Amendment to the articles of incorporation and increase in authorized shares

 

On January 14, 2026, the Board of directors authorized the amendment to the articles of incorporation of the Company to increase the authorized shares of common stock from 1,500,000,000 to 5,000,000,000 shares of common stock. The amendment was registered on January 21, 2026.

 

Conversion of convertible notes

 

On February 9, 2026, the Company received a conversion notice from a convertible note holder converting an aggregate of $65,000 into 13,000,000 shares of common stock at a conversion price of $0.005 per share, realizing a loss on conversion of $91,000.

 

As a result of the conversion notices received, warrants exercisable for 2,550,000 shares of common stock that contain price-based anti-dilution protection had the exercise price of such warrants adjusted from $0.01 per share to $0.005 per share effective February 9, 2026.

 

Convertible note funding

  

Between February 26, 2026 and March 17, 2026, the Company entered into convertible promissory note agreements with five accredited investors for total gross proceeds of $260,000. The notes are unsecured, mature 12 months from issuance date and bear interest at a rate of 8% per annum based on a 360-day trading-year and are convertible into shares of common stock of the Company at conversion prices ranging from $0.01 to of $0.02 per share (as adjusted for stock splits, stock combinations, and similar events). The Notes may be prepaid at any time without penalty. In addition, the Company issued, to two accredited investors, five-year warrants exercisable for 16,000,000 shares of common stock at an initial exercise price of $0.01 per share, with price protection which will reduce the exercise price of the warrant for any equity issuances below the current exercise price. The Note and warrants contain customary events of default. The Company is under no obligation to register the shares of Common Stock underlying the Notes or warrants for public resale.

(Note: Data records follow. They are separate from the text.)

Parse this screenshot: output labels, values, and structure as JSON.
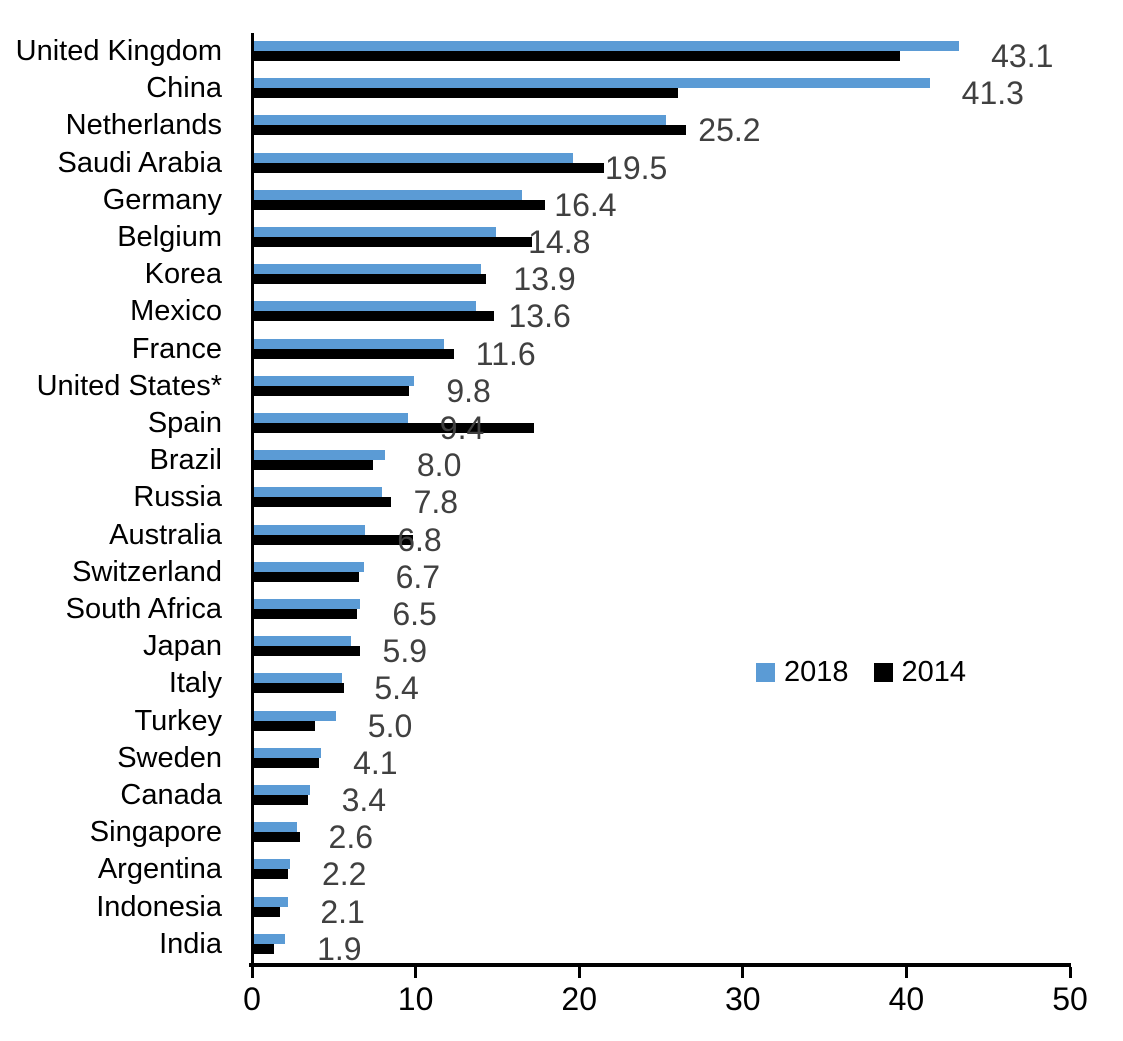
{
  "chart_data": {
    "type": "bar",
    "orientation": "horizontal",
    "title": "",
    "xlabel": "",
    "ylabel": "",
    "xlim": [
      0,
      50
    ],
    "x_ticks": [
      {
        "value": 0,
        "label": "0"
      },
      {
        "value": 10,
        "label": "10"
      },
      {
        "value": 20,
        "label": "20"
      },
      {
        "value": 30,
        "label": "30"
      },
      {
        "value": 40,
        "label": "40"
      },
      {
        "value": 50,
        "label": "50"
      }
    ],
    "grid": false,
    "legend_position": "inside-middle-right",
    "categories": [
      "United Kingdom",
      "China",
      "Netherlands",
      "Saudi Arabia",
      "Germany",
      "Belgium",
      "Korea",
      "Mexico",
      "France",
      "United States*",
      "Spain",
      "Brazil",
      "Russia",
      "Australia",
      "Switzerland",
      "South Africa",
      "Japan",
      "Italy",
      "Turkey",
      "Sweden",
      "Canada",
      "Singapore",
      "Argentina",
      "Indonesia",
      "India"
    ],
    "series": [
      {
        "name": "2018",
        "color": "#5B9BD5",
        "values": [
          43.1,
          41.3,
          25.2,
          19.5,
          16.4,
          14.8,
          13.9,
          13.6,
          11.6,
          9.8,
          9.4,
          8.0,
          7.8,
          6.8,
          6.7,
          6.5,
          5.9,
          5.4,
          5.0,
          4.1,
          3.4,
          2.6,
          2.2,
          2.1,
          1.9
        ]
      },
      {
        "name": "2014",
        "color": "#000000",
        "values": [
          39.5,
          25.9,
          26.4,
          21.4,
          17.8,
          17.0,
          14.2,
          14.7,
          12.2,
          9.5,
          17.1,
          7.3,
          8.4,
          9.7,
          6.4,
          6.3,
          6.5,
          5.5,
          3.7,
          4.0,
          3.3,
          2.8,
          2.1,
          1.6,
          1.2
        ]
      }
    ],
    "data_labels": {
      "series": "2018",
      "color": "#404040",
      "values": [
        "43.1",
        "41.3",
        "25.2",
        "19.5",
        "16.4",
        "14.8",
        "13.9",
        "13.6",
        "11.6",
        "9.8",
        "9.4",
        "8.0",
        "7.8",
        "6.8",
        "6.7",
        "6.5",
        "5.9",
        "5.4",
        "5.0",
        "4.1",
        "3.4",
        "2.6",
        "2.2",
        "2.1",
        "1.9"
      ]
    },
    "colors": {
      "background": "#FFFFFF",
      "axis": "#000000",
      "category_text": "#000000",
      "tick_text": "#000000"
    }
  }
}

In terms of the Securities Purchase Agreement.

 

Issuance of common stock

 

On February 3, 2026, the board of directors of the Company authorized the issuance of 80,000,000 shares of common stock to directors and officers of the Company and to a consultant providing investor relations services. The shares were valued at $1,080,000 on the grant date.

 

Amendment to convertible debt agreements

 

Between February 27, 2026 and March 30, 2026, the Company received agreements signed by investors authorizing the forbearance of convertible debt until December 31, 2026 with a principal amount outstanding of $275,000. In exchange for the forbearance, the conversion price was reduced to $0,04 per share. In addition, the Company has obtained verbal confirmation to the forbearance agreements from several convertible note holders. The Company is in the process of formalizing the forbearance agreements with these noteholders who agreed to the forbearance terms.

 

Other than disclosed above, the Company has evaluated subsequent events through the date of the consolidated financial statements were available to be issued and has concluded that no such events or transactions took place that would require disclosure herein.